Vous avez désiré, petit frère, de savoir ce qu'est devenu Félix ; c'est
une curiosité si simple, et le motif en est si louable, que nous nous
sommes un peu reproché de ne l'avoir pas eue. Pour réparer cette faute,
nous avons pensé d'abord à M. Papin, docteur en théologie, et curé de
Sainte-Marie à Bourbonne : mais maman s'est ravisée ; et nous avons donné
la préférence au subdélégué Aubert, qui est un bon homme, bien rond, et
qui nous a envoyé le récit suivant, sur la vérité duquel vous pouvez
compter :

« Le nommé Félix vit encore. Échappé des mains de la justice, il se jeta
dans les forêts de la province, dont il avait appris à connaître les
tours et les détours pendant qu'il faisait la contrebande, cherchant à
s'approcher peu à peu de la demeure d'Olivier, dont il ignorait le sort.

« Il y avait au fond d'un bois, où vous vous êtes promenée quelquefois,
un charbonnier dont la cabane servait d'asile à ces sortes de gens ;
c'était aussi l'entrepôt de leurs marchandises et de leurs armes : ce fut
là que Félix se rendit, non sans avoir couru le danger de tomber dans
les embûches de la maréchaussée, qui le suivait à la piste. Quelques-uns
de ses associés y avaient porté la nouvelle de son emprisonnement a
Reims ; et le charbonnier et la charbonnière le croyaient justicier,
lorsqu'il leur apparut.

« Je vais vous raconter la chose, comme je la tiens de la charbonnière,
qui est décédée ici il n'y a pas longtemps.

« Ce furent ses enfants, en rôdant autour de la cabane, qui le virent les
premiers. Tandis qu'il s'arrêtait à caresser le plus jeune, dont il
était le parrain, les autres entrèrent dans la cabane en criant : Félix !
Félix ! Le père et la mère sortirent en répétant le même cri de joie ;
mais ce misérable était si harassé de fatigue et de besoin, qu'il n'eut
pas la force de répondre, et qu'il tomba presque défaillant entre leurs
bras.

« Ces bonnes gens le secourent de ce qu'ils avaient, lui donnèrent du
pain, du vin, quelques légumes : il mangea, et s'endormit.

« a son réveil, son premier mot fut : « Olivier ! Enfants, ne savez-vous
rien d'Olivier ? - Non, » lui répondirent-ils.

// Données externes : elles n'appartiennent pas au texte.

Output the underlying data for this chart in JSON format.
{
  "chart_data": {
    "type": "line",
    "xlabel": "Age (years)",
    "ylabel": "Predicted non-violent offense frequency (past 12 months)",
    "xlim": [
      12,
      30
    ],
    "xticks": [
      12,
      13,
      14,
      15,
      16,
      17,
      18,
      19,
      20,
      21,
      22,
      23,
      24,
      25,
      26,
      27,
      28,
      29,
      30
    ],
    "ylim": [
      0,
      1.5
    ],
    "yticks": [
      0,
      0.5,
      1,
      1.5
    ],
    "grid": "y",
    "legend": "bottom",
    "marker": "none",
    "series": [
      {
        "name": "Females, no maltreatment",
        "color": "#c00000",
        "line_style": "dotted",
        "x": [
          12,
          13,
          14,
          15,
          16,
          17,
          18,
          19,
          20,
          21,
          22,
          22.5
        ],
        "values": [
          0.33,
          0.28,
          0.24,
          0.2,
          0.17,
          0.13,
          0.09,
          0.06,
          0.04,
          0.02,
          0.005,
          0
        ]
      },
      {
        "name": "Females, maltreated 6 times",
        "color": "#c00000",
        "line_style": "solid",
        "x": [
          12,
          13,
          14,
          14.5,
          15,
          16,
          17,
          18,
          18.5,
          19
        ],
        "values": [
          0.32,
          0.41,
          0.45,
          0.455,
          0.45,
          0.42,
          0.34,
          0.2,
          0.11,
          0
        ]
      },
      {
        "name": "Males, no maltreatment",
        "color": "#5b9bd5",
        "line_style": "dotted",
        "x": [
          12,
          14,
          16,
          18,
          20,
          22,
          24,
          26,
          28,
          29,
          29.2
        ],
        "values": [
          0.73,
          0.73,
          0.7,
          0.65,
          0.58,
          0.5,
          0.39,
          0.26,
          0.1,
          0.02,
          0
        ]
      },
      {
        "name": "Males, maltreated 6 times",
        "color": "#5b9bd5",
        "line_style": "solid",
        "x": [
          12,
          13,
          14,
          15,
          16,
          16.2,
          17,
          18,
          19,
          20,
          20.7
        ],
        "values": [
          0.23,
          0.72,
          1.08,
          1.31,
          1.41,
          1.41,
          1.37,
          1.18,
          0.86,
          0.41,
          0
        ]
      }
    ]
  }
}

Il leur raconta l'aventure
de Reims ; il passa la nuit et le jour suivant avec eux. Il soupirait, il
prononçait le nom d'Olivier ; il le croyait dans les prisons de Reims ; il
voulait y aller, il voulait aller mourir avec lui ; et ce ne fut pas sans
peine que le charbonnier et la charbonnière le détournent de ce
dessein.

« Sur le milieu de la seconde nuit, il prit un fusil, il mit un sabre
sous son bras, et s'adressant à voix basse au charbonnier ...
« Charbonnier !

« - Félix !

« - Prends ta cognée, et marchons.

« - Où !

« - Belle demande ! chez Olivier. »

« Ils vont ; mais tout en sortant de la forêt, les voilà enveloppés d'un
détachement de maréchaussée.

« Je m'en rapporte à ce que m'en a dit la charbonnière ; mais il est inouï
que deux hommes à pied aient pu tenir contre une vingtaine d'hommes a
cheval : apparemment que ceux-ci étaient épars, et qu'ils voulaient se
saisir de leur proie en vie. Quoi qu'il en soit, l'action fut
très-chaude ; il y eut cinq chevaux d'estropiés et sept cavaliers de
hachés ou sabrés. Le pauvre charbonnier resta mort sur la place d'un
coup de feu a la tempe ; Félix regagna la forêt ; et comme il est d'une
agilité incroyable, il courait d'un endroit à l'autre ; en courant, il
chargeait son fusil, tirait, donnait un coup de sifflet. Ces coups de
sifflet, ces coups de fusil donnés, tirés à différents intervalles et de
différents côtés, firent craindre aux cavaliers de maréchaussée qu'il
n'y eût là une horde de contrebandiers ; et ils se retirent en
diligence.

« Lorsque Félix les vit éloignés, il revint sur le champ de bataille ; il
mit le cadavre du charbonnier sur ses épaules, et reprit le chemin de la
cabane, où la charbonnière et ses enfants dormaient encore. Il s'arrête
a la porte, il étend le cadavre a ses pieds, et s'assied le dos appuyé
contre un arbre et le visage tourné vers l'entrée de la cabane. Voilà le
spectacle qui attendait la charbonnière au sortir de sa baraque.